The Belfast Agreement does not represent defeat or assimilation, but is a political accommodation "which could be a way out of the darkness of the last 30 years into a better future," the Presbyterian Church has said.
Some 20 per cent of the population in the North - or 300,000 people - are Presbyterians, making it the largest Protestant denomination.
A detailed response to the agreement issued by the Presbyterian General Assembly yesterday did not call specifically for a Yes or No vote.
The Moderator of the assembly, Dr Sam Hutchinson, said the response was designed to help people make up their minds, and copies of it are being circulated.

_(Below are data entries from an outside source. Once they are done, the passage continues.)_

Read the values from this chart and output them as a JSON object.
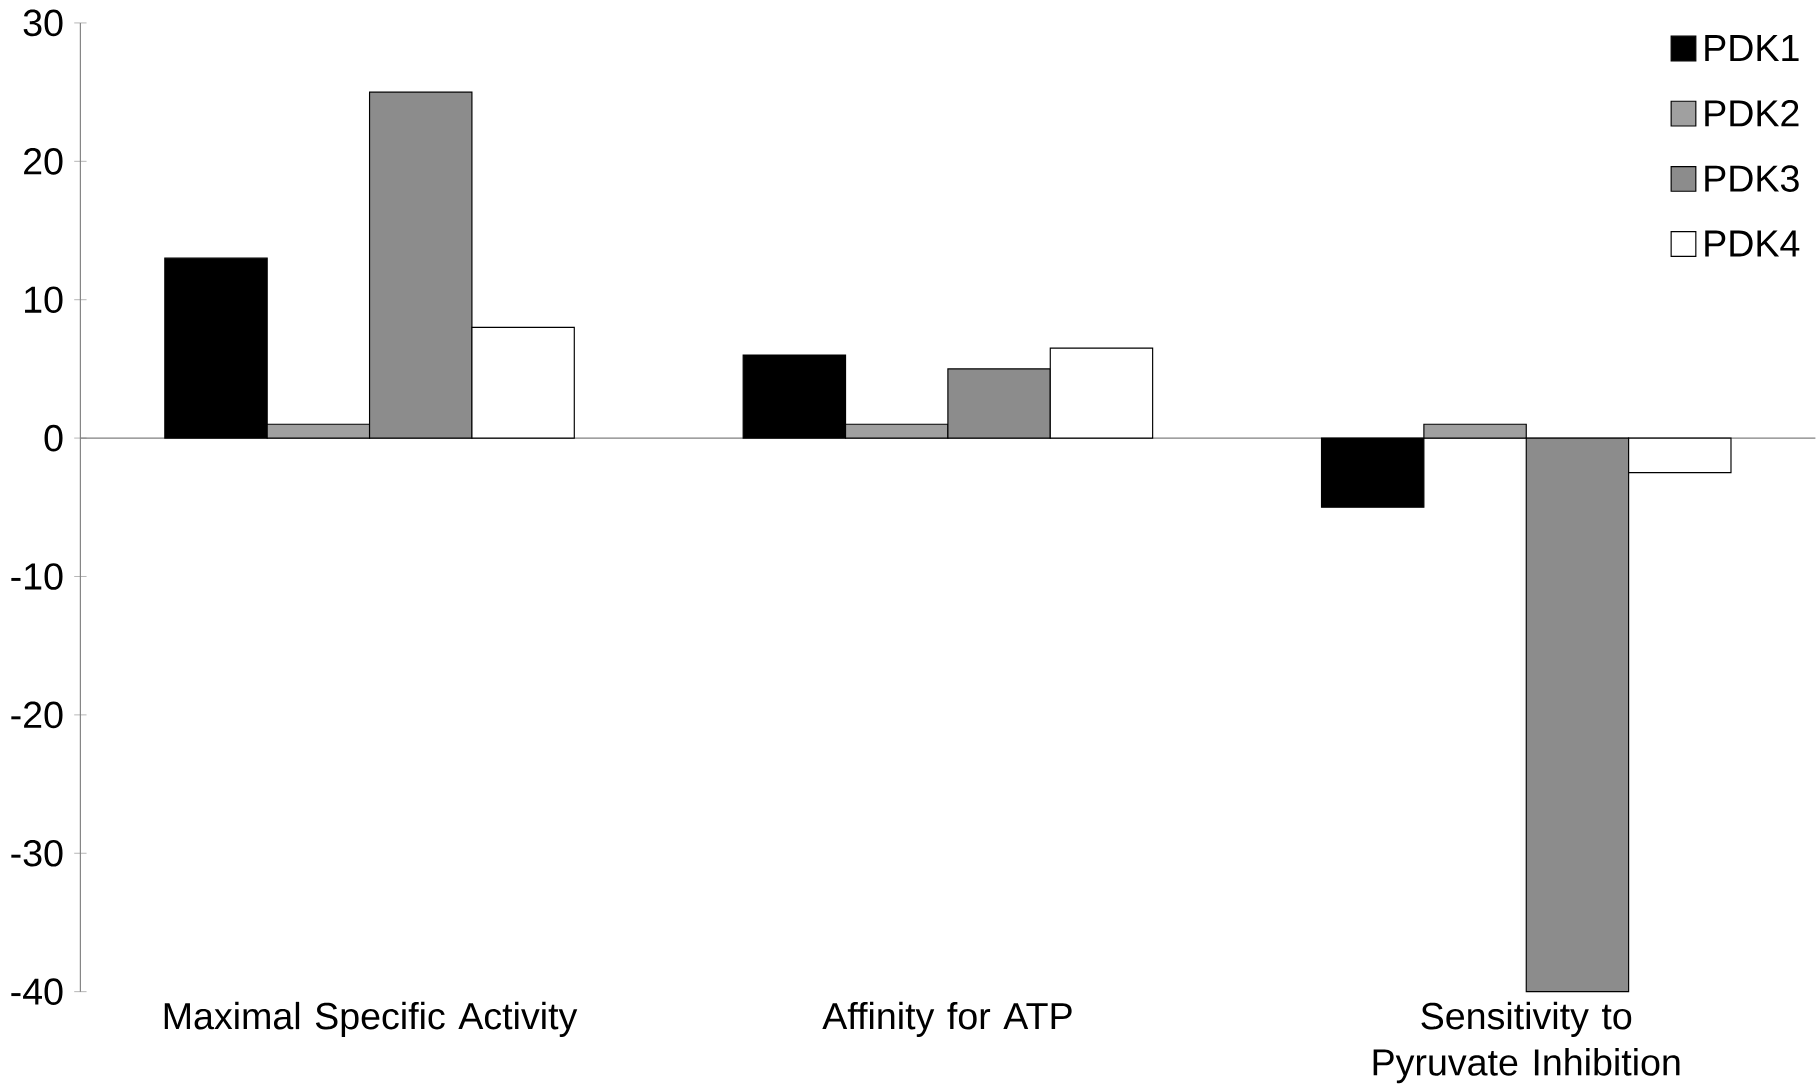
{
  "chart_data": {
    "type": "bar",
    "categories": [
      "Maximal Specific Activity",
      "Affinity for ATP",
      "Sensitivity to Pyruvate Inhibition"
    ],
    "series": [
      {
        "name": "PDK1",
        "color": "#000000",
        "values": [
          13,
          6,
          -5
        ]
      },
      {
        "name": "PDK2",
        "color": "#a0a0a0",
        "values": [
          1,
          1,
          1
        ]
      },
      {
        "name": "PDK3",
        "color": "#8c8c8c",
        "values": [
          25,
          5,
          -40
        ]
      },
      {
        "name": "PDK4",
        "color": "#ffffff",
        "values": [
          8,
          6.5,
          -2.5
        ]
      }
    ],
    "ylim": [
      -40,
      30
    ],
    "yticks": [
      -40,
      -30,
      -20,
      -10,
      0,
      10,
      20,
      30
    ],
    "legend": "top right"
  }
}
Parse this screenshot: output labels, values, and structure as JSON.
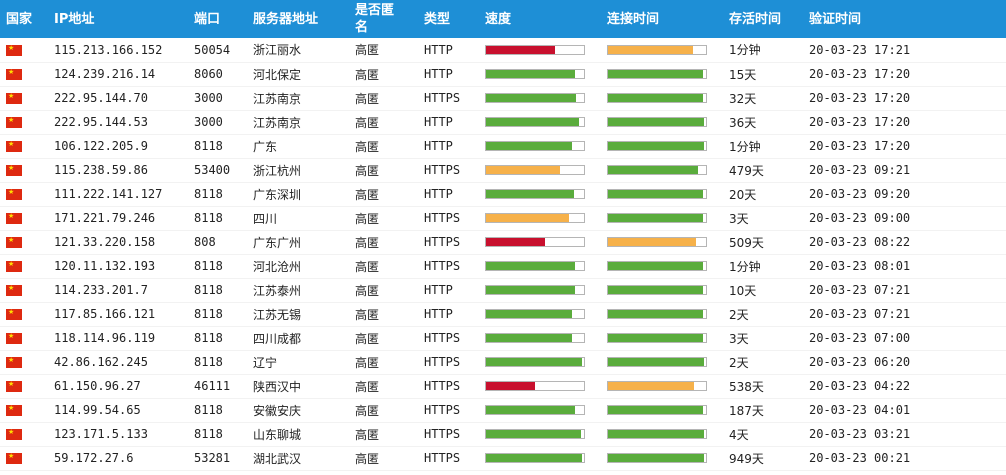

He said that because the assembly had encouraged politicians to enter the talks process, it would be "inappropriate to remain silent when our country faces one of the most crucial decisions of this century."
Dr John Dunlop, co-convenor of the Church and Government Committee which drew up the response, said it was not for the Church to say definitively Yes or No to the agreement. Instead, it was setting out the difficulties and the good things within the Good Friday document, and people should judge it for themselves.
People, he said, would have to choose from all the available options, "knowing that no change is not something which is possible". The only way to reach a political accommodation between different groups of people was to engage in a political negotiating process to try to accommodate the concerns and the rights of the different groups.
"This is a document that has attempted to do that. We say to people, you have got to try to judge it in the light of the necessity of that happening. If you are going to start it all over again, are you going to come up with an agreement which is substantially different from this?" Dr Dunlop asked.
The response commends those who were involved in the talks process, and points out that under the agreement any change in the constitutional position of Northern Ireland would have to be agreed by a majority of the people.
It says the Presbyterian Church had long asked for Articles 2 and 3 of the Irish Constitution to be addressed and these would be amended to recognise the principle of consent. "This significantly modifies the nationalist ideal of the right to self-determination of the people of Ireland as a single whole," the document states.
The Assembly would offer all the people of Northern Ireland greater control over their future as it would return power to locally-elected representatives.
It describes prisoner releases as a "most difficult" issue, and says they "can only be contemplated as part of a search for a greater good."
Those who signed the Mitchell Principles, it says, are under a moral obligation to pursue actively the decommissioning of weapons, and paramilitary groups owe it to the community to act quickly.
While accepting that the composition, culture, and style of policing should be reflective and supportive of the diverse traditions and peoples of the North, it says it would be concerned at any dismantling of the RUC.
Dr Hutchinson said he had recently returned from a visit to Israel and the Palestinian territories. He had come to the conclusion that the history of that region was one of missed opportunities.
"I hope the same will not be true of our land," he added.